Campbell agreed, stating these challenging times required a “team Australia effort” — a joined up, innovative response.
“The beauty of that interplay in particular between Defence and foreign policy officers, diplomats out in the field, who have the touch of the setting, is to be able to move the scale of Defence and make sure it’s constantly pointing in the right direction,” he said.
“And that’s dynamic and adaptive. Left to our own devices we can quickly and unintentionally become a blunt instrument. But the world doesn’t need blunt instruments, it needs a very finely polished response to complex challenges. And that means the feedback loops, the response that we can offer to DFAT and others, they can offer to us, constantly adjusting and producing for Australia.”
Diverse challenges require diverse people
As of June this year, 40% of DFAT posts were led by women, which Adamson said was the department’s highest proportion ever.
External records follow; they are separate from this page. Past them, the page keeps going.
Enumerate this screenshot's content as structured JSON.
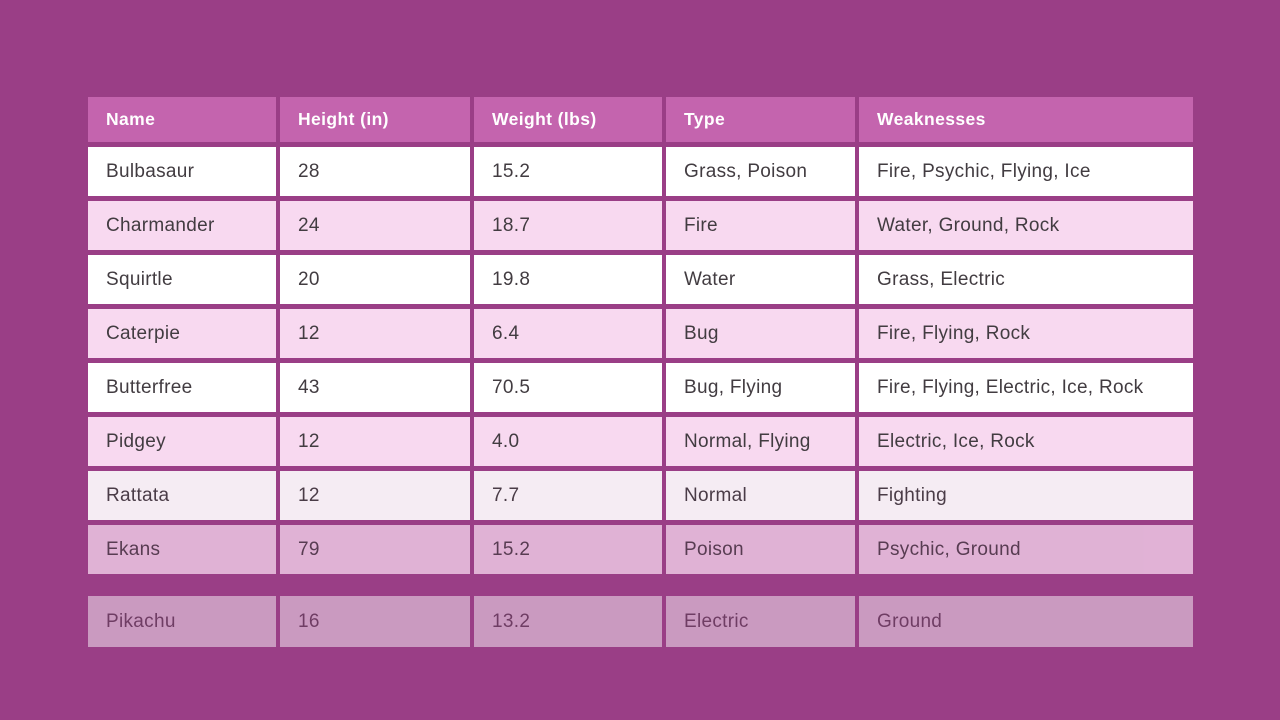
{
  "page": {
    "background_color": "#9a3e86"
  },
  "style": {
    "header_background": "#c464ae",
    "header_text_color": "#ffffff",
    "row_color_odd": "#ffffff",
    "row_color_even": "#f8d9f0",
    "cell_text_color": "#423c41"
  },
  "chart_data": {
    "type": "table",
    "title": "",
    "columns": [
      "Name",
      "Height (in)",
      "Weight (lbs)",
      "Type",
      "Weaknesses"
    ],
    "rows": [
      {
        "name": "Bulbasaur",
        "height_in": "28",
        "weight_lbs": "15.2",
        "type": "Grass, Poison",
        "weaknesses": "Fire, Psychic, Flying, Ice",
        "opacity": 1,
        "detached": false
      },
      {
        "name": "Charmander",
        "height_in": "24",
        "weight_lbs": "18.7",
        "type": "Fire",
        "weaknesses": "Water, Ground, Rock",
        "opacity": 1,
        "detached": false
      },
      {
        "name": "Squirtle",
        "height_in": "20",
        "weight_lbs": "19.8",
        "type": "Water",
        "weaknesses": "Grass, Electric",
        "opacity": 1,
        "detached": false
      },
      {
        "name": "Caterpie",
        "height_in": "12",
        "weight_lbs": "6.4",
        "type": "Bug",
        "weaknesses": "Fire, Flying, Rock",
        "opacity": 1,
        "detached": false
      },
      {
        "name": "Butterfree",
        "height_in": "43",
        "weight_lbs": "70.5",
        "type": "Bug, Flying",
        "weaknesses": "Fire, Flying, Electric, Ice, Rock",
        "opacity": 1,
        "detached": false
      },
      {
        "name": "Pidgey",
        "height_in": "12",
        "weight_lbs": "4.0",
        "type": "Normal, Flying",
        "weaknesses": "Electric, Ice, Rock",
        "opacity": 1,
        "detached": false
      },
      {
        "name": "Rattata",
        "height_in": "12",
        "weight_lbs": "7.7",
        "type": "Normal",
        "weaknesses": "Fighting",
        "opacity": 0.9,
        "detached": false
      },
      {
        "name": "Ekans",
        "height_in": "79",
        "weight_lbs": "15.2",
        "type": "Poison",
        "weaknesses": "Psychic, Ground",
        "opacity": 0.75,
        "detached": false
      },
      {
        "name": "Pikachu",
        "height_in": "16",
        "weight_lbs": "13.2",
        "type": "Electric",
        "weaknesses": "Ground",
        "opacity": 0.48,
        "detached": true
      }
    ]
  }
}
“To be a modern department, we have to represent the diverse, outward-looking Australia that we serve,” she said.
“Diversity isn’t an end in itself. It’s a source of strength; it makes us more effective. It gives us access to a wider pool of ideas, to fresh ways of thinking through old – and new – problems.”
Campbell agreed that having a diverse range of people can strengthen the workforce, comparing it to the different types of players needed to fill a cricket team.
“I unreservedly want the best talent that I can get for the ADF, and then more generally the Australian government. Now that’s blind to gender and to any other way you categorise human beings,” he said.
“If you’re open to seeing talent, you get a stronger organisation. So there’s an enormous amount of self-interest, but underlying that is a basic ethical belief in the equality and the potential of all our citizens. And what’s not to like.”
Adamson admitted that DFAT “needs to do better” in order to truly represent Australia’s diverse population, particularly in representing Indigenous groups and people with disability.